Arriving on the same train as dodgy lawyer Tendo (Akihiko Hirata) and an exotic dancer destined for the club, Fujioka keeps his cards close to his chest leaving his loyalties all but clear. The station are less than thrilled to have him, especially as he spends his first night in town in one of their cells after starting a bar fight, waking up right under a sign which reads “stop violent crime”, while another earnest young officer reminds him that “policemen should never be involved in violence”. Fujioka continues to play both sides, cosying up to both Ooka and Tetsu, walking the line between cop and thug while seemingly scoping out the terrain on either side of the tracks. 

Meanwhile, the town is mired in a battle for its soul as the amoral Ooka gang slowly take over. As Kozuka foot soldier Yata (Makoto Sato) puts it, his boss is the sort who won’t have anything to do with yakuza who don’t obey the code which is why he won’t simply cut a deal with Ooka. According to Kozuka (Jun Tazaki), others might lump him in with “fools and trash” but he’s the old school kind of yakuza providing a genuine service to the community.

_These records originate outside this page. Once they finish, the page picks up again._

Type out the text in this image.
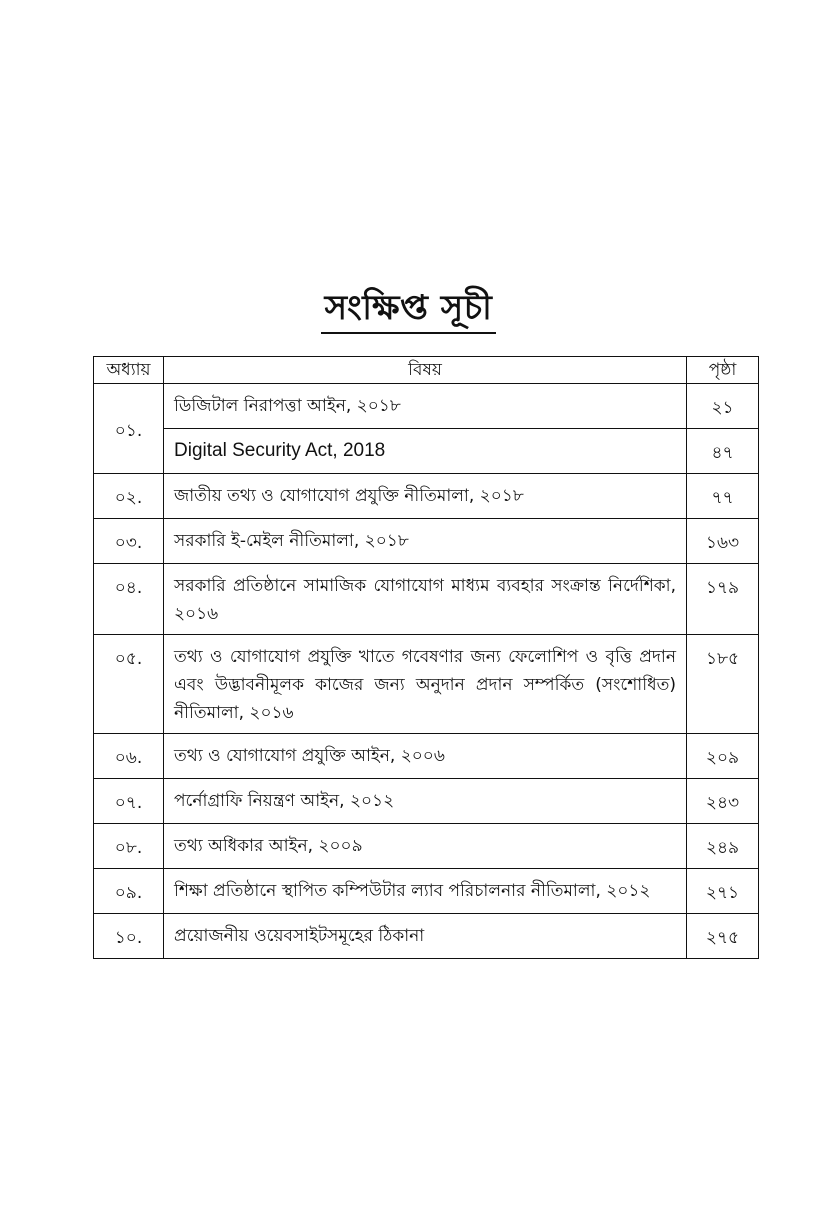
সংক্ষিপ্ত সূচী
অধ্যায়	বিষয়	পৃষ্ঠা
০১.	ডিজিটাল নিরাপত্তা আইন, ২০১৮	২১
	Digital Security Act, 2018	৪৭
০২.	জাতীয় তথ্য ও যোগাযোগ প্রযুক্তি নীতিমালা, ২০১৮	৭৭
০৩.	সরকারি ই-মেইল নীতিমালা, ২০১৮	১৬৩
০৪.	সরকারি প্রতিষ্ঠানে সামাজিক যোগাযোগ মাধ্যম ব্যবহার সংক্রান্ত নির্দেশিকা, ২০১৬	১৭৯
০৫.	তথ্য ও যোগাযোগ প্রযুক্তি খাতে গবেষণার জন্য ফেলোশিপ ও বৃত্তি প্রদান এবং উদ্ভাবনীমূলক কাজের জন্য অনুদান প্রদান সম্পর্কিত (সংশোধিত) নীতিমালা, ২০১৬	১৮৫
০৬.	তথ্য ও যোগাযোগ প্রযুক্তি আইন, ২০০৬	২০৯
০৭.	পর্নোগ্রাফি নিয়ন্ত্রণ আইন, ২০১২	২৪৩
০৮.	তথ্য অধিকার আইন, ২০০৯	২৪৯
০৯.	শিক্ষা প্রতিষ্ঠানে স্থাপিত কম্পিউটার ল্যাব পরিচালনার নীতিমালা, ২০১২	২৭১
১০.	প্রয়োজনীয় ওয়েবসাইটসমূহের ঠিকানা	২৭৫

He dredged the river to stop it flooding and was given the gravel business as a thank you so he resents having it stolen out from under him by the likes of Ooka who makes his money primarily through the drugs trade trafficking “China White” and has seemingly corrupted the entire city council. 

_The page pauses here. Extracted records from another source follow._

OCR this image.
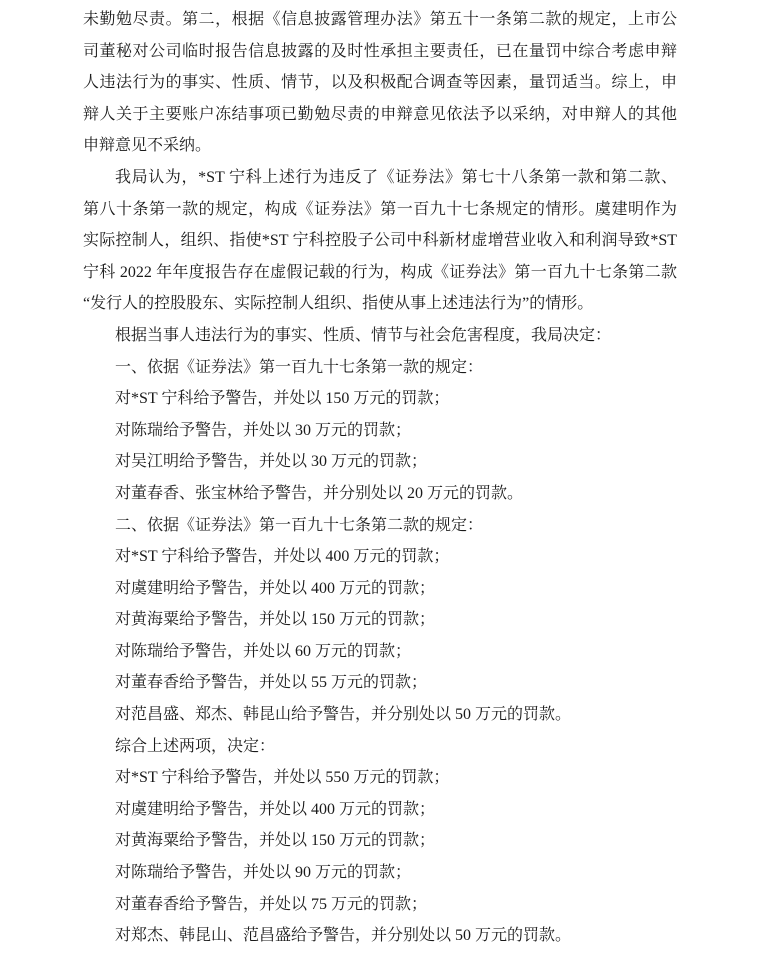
未勤勉尽责。第二，根据《信息披露管理办法》第五十一条第二款的规定，上市公
司董秘对公司临时报告信息披露的及时性承担主要责任，已在量罚中综合考虑申辩
人违法行为的事实、性质、情节，以及积极配合调查等因素，量罚适当。综上，申
辩人关于主要账户冻结事项已勤勉尽责的申辩意见依法予以采纳，对申辩人的其他
申辩意见不采纳。
我局认为，*ST 宁科上述行为违反了《证券法》第七十八条第一款和第二款、
第八十条第一款的规定，构成《证券法》第一百九十七条规定的情形。虞建明作为
实际控制人，组织、指使*ST 宁科控股子公司中科新材虚增营业收入和利润导致*ST
宁科 2022 年年度报告存在虚假记载的行为，构成《证券法》第一百九十七条第二款
“发行人的控股股东、实际控制人组织、指使从事上述违法行为”的情形。
根据当事人违法行为的事实、性质、情节与社会危害程度，我局决定：
一、依据《证券法》第一百九十七条第一款的规定：
对*ST 宁科给予警告，并处以 150 万元的罚款；
对陈瑞给予警告，并处以 30 万元的罚款；
对吴江明给予警告，并处以 30 万元的罚款；
对董春香、张宝林给予警告，并分别处以 20 万元的罚款。
二、依据《证券法》第一百九十七条第二款的规定：
对*ST 宁科给予警告，并处以 400 万元的罚款；
对虞建明给予警告，并处以 400 万元的罚款；
对黄海粟给予警告，并处以 150 万元的罚款；
对陈瑞给予警告，并处以 60 万元的罚款；
对董春香给予警告，并处以 55 万元的罚款；
对范昌盛、郑杰、韩昆山给予警告，并分别处以 50 万元的罚款。
综合上述两项，决定：
对*ST 宁科给予警告，并处以 550 万元的罚款；
对虞建明给予警告，并处以 400 万元的罚款；
对黄海粟给予警告，并处以 150 万元的罚款；
对陈瑞给予警告，并处以 90 万元的罚款；
对董春香给予警告，并处以 75 万元的罚款；
对郑杰、韩昆山、范昌盛给予警告，并分别处以 50 万元的罚款。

Then again, as Kozuka points out ties based on greed are the most fragile of all and it appears Ooka has secrets he’d rather weren’t exposed. Living in a Western-style mansion complete with open fireplaces and hunting trophies on the walls Ooka is laying claim to a fiefdom as the new inheritor of the feudal legacy. Tetsu’s bar, meanwhile, seems to have a Wild West theme which perhaps speaks of his love of freedom and independence as opposed to Ooka’s elitist authoritarianism. As a representative of legitimate authority Fujioka walks a tightrope between the two but eventually shuns a potential love interest in bargirl Sally, currently Ooka’s squeeze but playing her own game hoping to find out what happened to her brother, in favour of a bromance with the wounded Tetsu.  

Like Okamoto’s other gangster movies from this era however and in contrast to the heaviness of the title, Last Gunfight is imbued with a strong sense of irony and the director’s characteristically cartoonish sense of humour with its ridiculous fight scenes, elaborate production design, and playful subversion of gangster movie tropes right down to the frequent musical numbers starring a trio of minions clad in black suits and lip-syncing to songs about killing the moon. Ending as it began, Okamoto’s elliptical narrative sees the strangers leaving town, job done, but laying themselves bare as they go now shorn of their cover identities and headed back into the heart of corruption in search of new destinations.